If you’re coming from somewhere warm, buying second-hand means you won’t have to cram your suitcase or backpack full of thick warm clothes. This will save you a lot on airline baggage fees.
If you’re planning on doing a lot of outdoor activities; cycling, kayaking, snowboarding, fishing, the equipment you need will more than likely be available second hand for a fraction of the price.
There are some second hand and consignment shops scattered around Banff and tonnes more in Calgary if you’re planning on venturing there for a day or two.
If you can’t find what you’re looking for in a thrift shop, check the Facebook marketplace. Bow Valley Buy, Sell, Giveaway and Take page is always a good start.
You can also check out some online buy and sell websites like Kijiji. Oh, and don’t forget to keep an eye out for bulletin boards in hostels and public spaces.
Check out Taximike
Taximike is a pretty great website if you’re looking for cheap deals on food/drink/tours and the likes. You might be surprised to hear that taxi Mike is a real-life taxi driver who is essentially an encyclopedia or local knowledge and spooky ghost stories.
Meal-prepping isn’t just for gym addicts – you’ll likely be sharing a kitchen with several other people depending on your living situation.
Preparing low-cost meals for the week ahead can save you a lot of money in the long run. Buy and cook in bulk to save yourself time, money and stepping on your housemate’s toes in the kitchen every evening.
Skiing in Banff
Lake Louise is about a 40-minute drive from Banff, and Banff Sunshine is around 20 minutes away by car or bus. This makes Banff a prime skiing location. Mount Norquay is a resort based right in the centre of Banff.
It’s a bit smaller but they hire a lot of working holidaymakers and there are regular shuttle buses to and from the resort.
The best way to ski for free is to get a job at a ski resort. If you’re an active outdoorsy type then you’ll love working at a ski resort. It’s also a great way to meet new people. If you’re working elsewhere like say in retail or a waiting job, you should include a ski pass in your budget because they don’t come cheap!
Check out tickets and passes for Lake Louise.

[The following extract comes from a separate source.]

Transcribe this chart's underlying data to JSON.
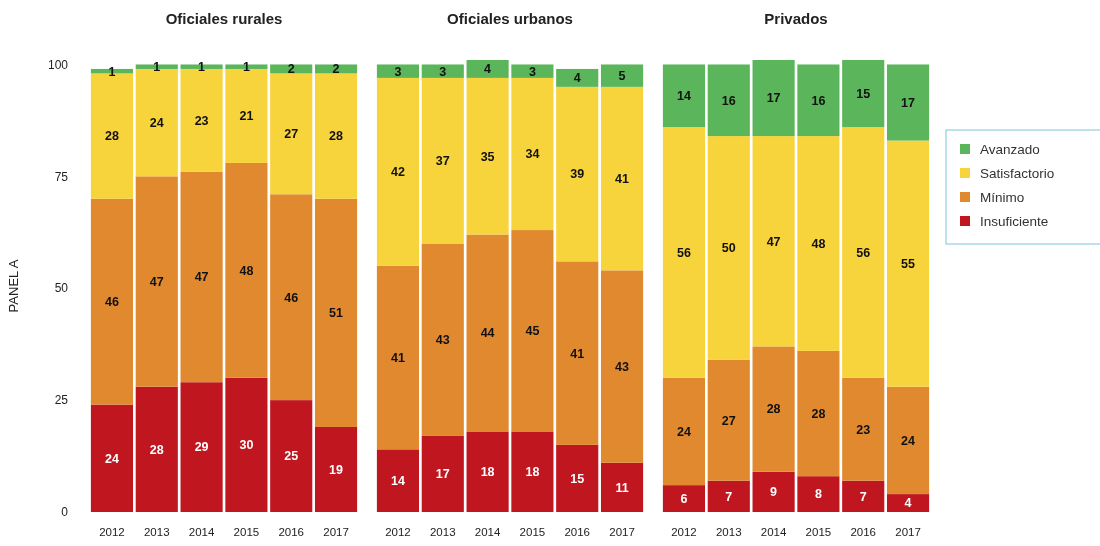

Check out tickets and passes for Banff Sunshine.
Learn the local’s way of life:
There are a variety of benefits and discounts that are available to locals, so asking after any discounts in bars and stores often pays dividends. Roots, the clothing store, are a perfect example of a store where all Banff locals receive a discount on purchases, so be sure to ask when purchasing anything.

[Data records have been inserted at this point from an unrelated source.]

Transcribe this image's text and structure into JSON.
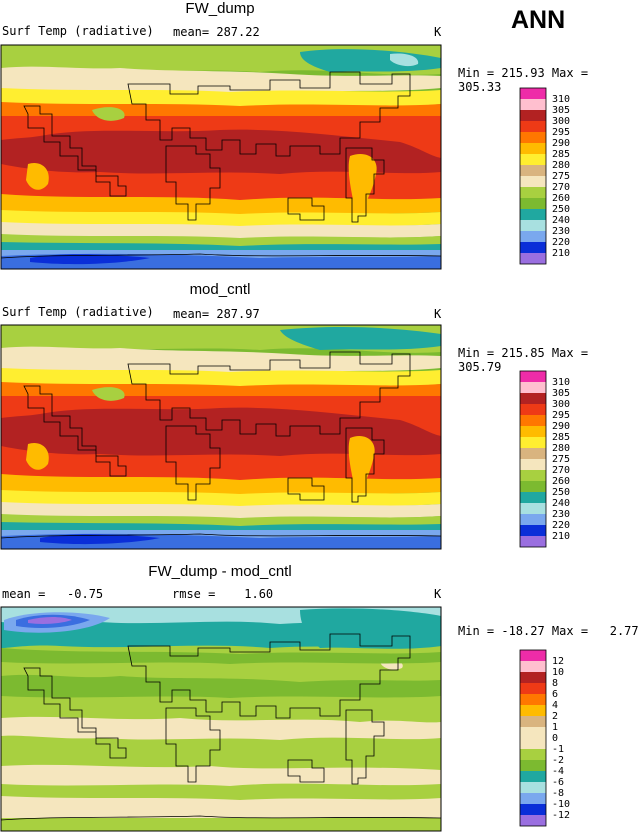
{
  "season": "ANN",
  "panels": [
    {
      "title": "FW_dump",
      "variable": "Surf Temp (radiative)",
      "stat_text": "mean= 287.22",
      "units": "K",
      "minmax": "Min = 215.93 Max = 305.33",
      "levels": [
        "310",
        "305",
        "300",
        "295",
        "290",
        "285",
        "280",
        "275",
        "270",
        "260",
        "250",
        "240",
        "230",
        "220",
        "210"
      ]
    },
    {
      "title": "mod_cntl",
      "variable": "Surf Temp (radiative)",
      "stat_text": "mean= 287.97",
      "units": "K",
      "minmax": "Min = 215.85 Max = 305.79",
      "levels": [
        "310",
        "305",
        "300",
        "295",
        "290",
        "285",
        "280",
        "275",
        "270",
        "260",
        "250",
        "240",
        "230",
        "220",
        "210"
      ]
    },
    {
      "title": "FW_dump - mod_cntl",
      "variable": "mean =   -0.75",
      "stat_text": "rmse =    1.60",
      "units": "K",
      "minmax": "Min = -18.27 Max =   2.77",
      "levels": [
        "12",
        "10",
        "8",
        "6",
        "4",
        "2",
        "1",
        "0",
        "-1",
        "-2",
        "-4",
        "-6",
        "-8",
        "-10",
        "-12"
      ]
    }
  ],
  "colors": {
    "scale": [
      "#ee2ca8",
      "#ffbfcf",
      "#b22222",
      "#ee3a16",
      "#ff7700",
      "#ffbb00",
      "#ffee30",
      "#d9b47f",
      "#f5e6be",
      "#a8d040",
      "#7cba30",
      "#20a8a0",
      "#a8e0e0",
      "#7aa8ee",
      "#3a6ee0",
      "#0a2ed8",
      "#9a6fe0"
    ]
  }
}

Your choice of the night to engage in festivities will greatly affect your bank account and your experience and there are two reasons for this. You will find on weekends that the crowd in town is very different from that of locals nights (Sunday, Wednesday & Thursday) hence the vibe changes noticeably.
Sure there are a few bars that still attract locals, with Bruno’s being a popular destination, but the influx of people from other areas changes the dynamic of Banff’s nightlife.
Banff Life is a local initiative offering free dinners, games, events and other fun things for young people. It’s an affordable way to meet people and have fun.
Get a tax refund
Another way to save money while in Banff is by applying for a tax refund. Taxback.com’s average Canadian refund is $998. That’s almost $1,000 and that can fund your Banff adventure.
Get travel insurance! If you break a bone skiing you could end up paying thousands to have it fixed up.
Travel insurance is essential just make sure you compare prices to find the best deal. It’s a visa application requirement to have adequate travel insurance.
It’s best to take care of this in good time before you leave for Canada. Oh, and make sure your insurance covers extreme sports like snowboarding and skiing.
So that’s just about everything we can think of to make your Banff trip as cheap as chips.
Keep in mind that a lot of the time, saving money comes down to preparation.
When it comes to Canadian working holidays in places like Banff, the early bird catches the worm!